You're all over the map here but the bottom line is religious beliefs aren't based on fact or reason. These are frameworks don't contribute to a factual understating of how things are. All I'm saying is that people should understand this.
If it helps them live in the world, yes... especially when it comes to the sciences.
You don't have to. I don't either. I understand what they mean by god-experience but using that term and using it as an label to my experience makes me uncomfortable. That doesn't mean others believe anything more irrational than I do because I chose not to use that language and see it from their perspective. Non-skeptics even think I am like them because of how I experience things... we as humans we have something in common... but using dogma and spiritual terms to describe it and god of the gaps are harmless. I see it rational as a psychological and cultural need not a scientific one.

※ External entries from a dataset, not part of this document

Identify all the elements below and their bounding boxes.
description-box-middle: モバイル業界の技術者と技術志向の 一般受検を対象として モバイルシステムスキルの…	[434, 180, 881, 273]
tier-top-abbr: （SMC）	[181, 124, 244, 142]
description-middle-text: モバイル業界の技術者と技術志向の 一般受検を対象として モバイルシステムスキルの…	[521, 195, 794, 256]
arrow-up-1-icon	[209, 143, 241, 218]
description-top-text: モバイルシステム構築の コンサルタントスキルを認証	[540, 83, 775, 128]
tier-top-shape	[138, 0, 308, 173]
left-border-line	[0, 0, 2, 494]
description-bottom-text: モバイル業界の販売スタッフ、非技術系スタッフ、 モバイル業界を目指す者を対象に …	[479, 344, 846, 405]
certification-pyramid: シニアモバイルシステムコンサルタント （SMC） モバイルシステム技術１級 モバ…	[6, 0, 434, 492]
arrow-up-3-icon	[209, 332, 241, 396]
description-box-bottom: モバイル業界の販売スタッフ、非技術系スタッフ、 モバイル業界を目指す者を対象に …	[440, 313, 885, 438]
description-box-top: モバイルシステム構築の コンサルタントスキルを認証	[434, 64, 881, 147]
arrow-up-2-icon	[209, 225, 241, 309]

When someone describes an experience with God and what they actually describe is mimicking religious behavior they heard others talk about, then we can conclude they didn't have an authentic experience with an actual God that exists outside of imagination. What I find interesting objectively about religious behavior is how otherwise rational people can become absorbed in an illusory experience that they create themselves, but are not aware they are creating it. Now you might come back with asking how I know they are creating these experiences. It's because we have examples all around us to observe and question, and the one consistency is how the claims tend to mimic the pattern of belief of those around them despite a diversity of types of experiences of God. Plus we would think that if an ordinary mortal had an authentic experience with an actual God that their understanding, awareness, spiritual depth, etc. would become incredibly profound and deep. Instead we see those most certain they had an experience being shallow and dogmatic.
To my mind if someone is going to claim spiritual depth it.s not going to be a person lost in a head full of dogma, rather those who have compassion, empathy, who have a deep understanding of what humans are capable of from a moral perspective, who express love for others, have a good sense of humor, are in intellectual, physical, and emotional balance. Those who are dogmatic and superficial in their religious belief strike me as the antithesis of spiritual.